Processing of forms and documents digitally has come of age, and OCR software boast of a variety of features besides the high accuracy of 99%. Although each OCR software has generic applicability, some software have features designed specifically for processing certain documents. One document type requiring special software features for efficient processing is invoice forms. Most of the companies, businesses, and organizations deal with multiple financial transactions, and keeping a record of each invoice can get burdensome, especially when the cost for processing invoices becomes substantial. There are various software that can efficiently process invoices and store them in a database or equivalent format. These software use the ubiquitous technology of OCR or Optical Character Recognition.
OCR as a Technology
OCR is a technology that can recognize machine printed characters from a paper document, and digitize it in a searchable text format. This enhances the utility of a paper-less office while providing easy handling of bulk invoices. OCR can recognize most machine printed font types, sizes, and color with an accuracy of up to 99%. This is achieved using pre-processing of the invoice image obtained via scanning, applying advanced digital character recognition algorithms for character recognition, and using post processing techniques for improving the accuracy. Pre-processing involves rotation of the image to correct the document angle, de-skewing the text for correct alignment, and de-speckling the image for higher readability. Post-processing usually consists of a spell-check of the extracted text.

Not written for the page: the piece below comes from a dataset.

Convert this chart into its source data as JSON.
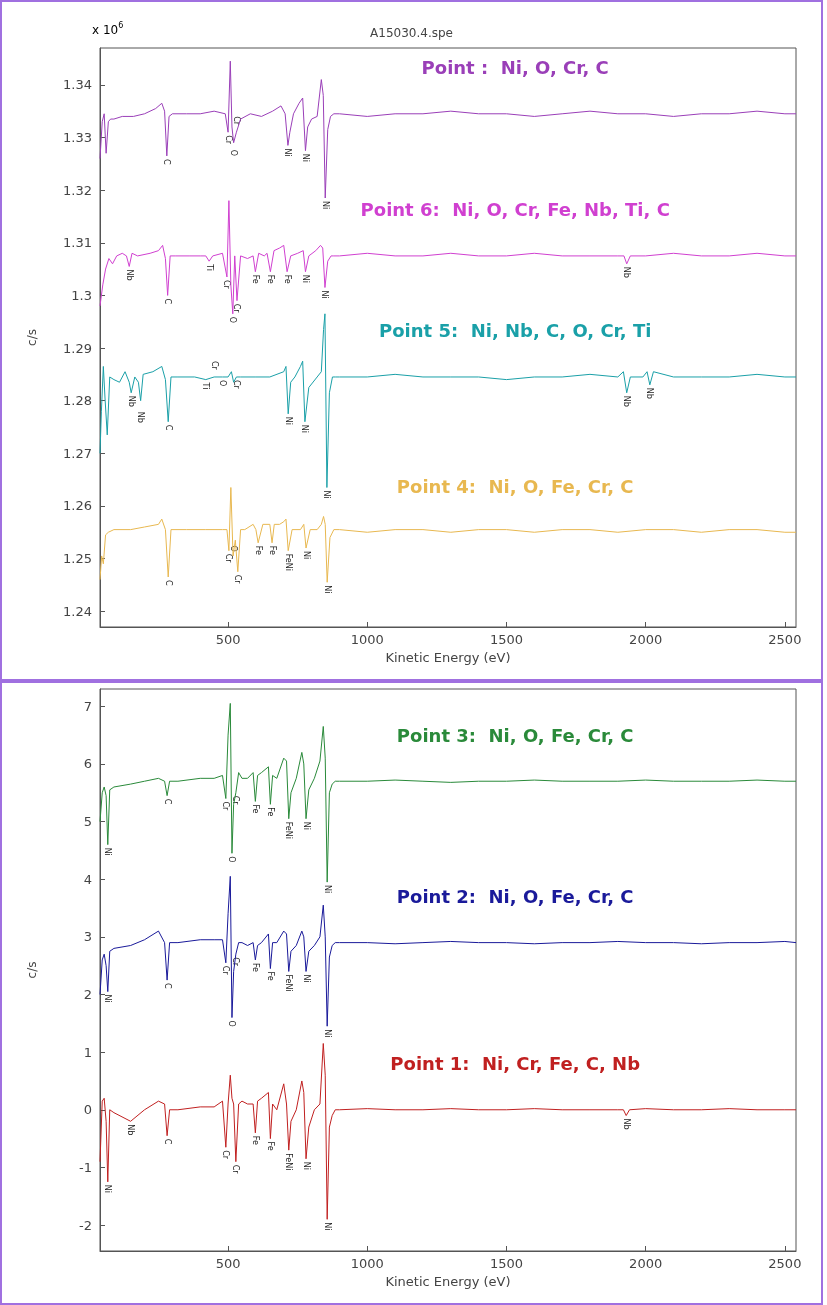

The Use of OCR for Invoice Processing
Invoice fields usually need to be matched with the database fields. This requires knowing where each component of the field is in the invoices of multiple companies. For example, the database has to be updated with the correct invoice using the name of the company that sent the invoice. For this, the software needs to know the format of the invoice and where name of the company is printed. This is achieved using two techniques. Zoning technique is used to extract text from individual `zones' within the document and match them with the database. Once a format has been established, it is stored within the software template for efficiency in the future. This is the second technique. Invoices can hence be processed at lower costs.